Opinie
Ook over Bali mogen we niet zwijgen
Als we openheid willen geven over het Nederlandse koloniale verleden, moet zeker de Bali-expeditie in 1906 niet worden vergeten, stelt lezer Henk Vos
Het verleden van Nederlands-Indië blijft ter sprake komen. Oogkleppen weg, vindt Eduard Steinmetz (Opinie, 31 augustus). Het gaat in het debat echter nooit over Bali. Daar gaan heel wat Nederlanders naar toe, zonder de geschiedenis te kennen.
Op Bali zijn in 1906 meer dan duizend mannen, vrouwen en kinderen afgeslacht door Nederlands geweervuur (sommigen doodden zichzelf met hun kris). In die tijd was Bali nog niet geheel onder controle van de Nederlandse overheid. Belangrijker, er was in die regio een zeer lucratieve handel in opium.
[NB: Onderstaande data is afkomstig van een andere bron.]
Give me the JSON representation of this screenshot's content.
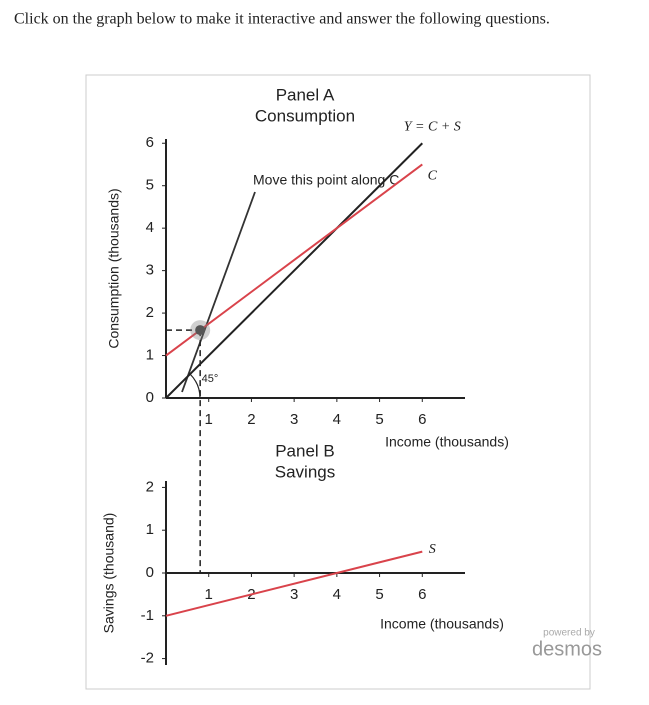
{
  "instruction": "Click on the graph below to make it interactive and answer the following questions.",
  "chart_data": [
    {
      "type": "line",
      "title": "Panel A",
      "subtitle": "Consumption",
      "x_label": "Income (thousands)",
      "y_label": "Consumption (thousands)",
      "xlim": [
        0,
        7
      ],
      "ylim": [
        0,
        6.1
      ],
      "xticks": [
        1,
        2,
        3,
        4,
        5,
        6
      ],
      "yticks": [
        0,
        1,
        2,
        3,
        4,
        5,
        6
      ],
      "x": [
        0,
        6
      ],
      "series": [
        {
          "name": "Y = C + S",
          "color": "#222222",
          "values": [
            0,
            6
          ]
        },
        {
          "name": "C",
          "color": "#d9434b",
          "values": [
            1,
            5.5
          ]
        }
      ],
      "point": {
        "x": 0.8,
        "y": 1.6
      },
      "annotation": "Move this point along C",
      "angle_label": "45°"
    },
    {
      "type": "line",
      "title": "Panel B",
      "subtitle": "Savings",
      "x_label": "Income (thousands)",
      "y_label": "Savings (thousand)",
      "xlim": [
        0,
        7
      ],
      "ylim": [
        -2.15,
        2.15
      ],
      "xticks": [
        1,
        2,
        3,
        4,
        5,
        6
      ],
      "yticks": [
        -2,
        -1,
        0,
        1,
        2
      ],
      "x": [
        0,
        6
      ],
      "series": [
        {
          "name": "S",
          "color": "#d9434b",
          "values": [
            -1,
            0.5
          ]
        }
      ]
    }
  ],
  "footer": {
    "powered_by": "powered by",
    "brand": "desmos"
  }
}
Nederland wilde die in handen krijgen.
De directe aanleiding voor de uitbarsting van geweld was een conflict over het jutten van een gestrand schip. Nederland stuurde een gezantschap met zeer vernederende voorwaarden naar de vorst van Badung (nu Denpasar). De vorstelijke familie wist dat ze geen schijn van kans had tegen de Nederlanders: ze had geen kanonnen en vuurwapens.
Afgeslacht
De Balinezen waren niet bang voor de dood, wel voor gezichtsverlies. Ze besloten tot een puputan, een traditionele zelfmoordaanval. De hele koninklijke familie kleedde zich in haar mooiste staatsiegewaden en liep vanuit het paleis, met gouden krissen en speren in de hand, de Nederlandse soldaten tegemoet. Die hebben met hun geweervuur de hele familie afgeslacht. De tellingen van het aantal slachtoffers variëren tussen de 1000 en 3600. Meer details, inclusief foto's, zijn op internet te vinden.
Er werden officiële verslagen van de gebeurtenissen naar Den Haag gestuurd. De Nederlandse overheid had hier geen enkele belangstelling voor. Eenzelfde puputan kon dan ook in 1908 plaatsvinden elders op Bali.
De Nederlanders begrepen de cultuur van de Indonesiërs niet en gingen nietsontziend te werk voor hun eigen belangen. Daardoor bestaan er nu nog maar weinig afstammelingen van de Balinese koninklijke families.
In Nederland moeten zich tientallen gouden krissen bevinden uit die periode, in musea. Wordt het niet tijd om die terug te geven? Voor krissen in particulier bezit geldt hetzelfde. Dat is beter dan ze als nachtrustverstorende elementen aan de muur te laten hangen. Ook al zijn er geen schuldigen meer in leven, in het Nederlandse collectieve onbewuste werken schaduwen van het verleden, die ons op onvoorspelbare wijze parten blijven spelen. Het doorbreken van de collectieve ontkenning kan hier genezend werken.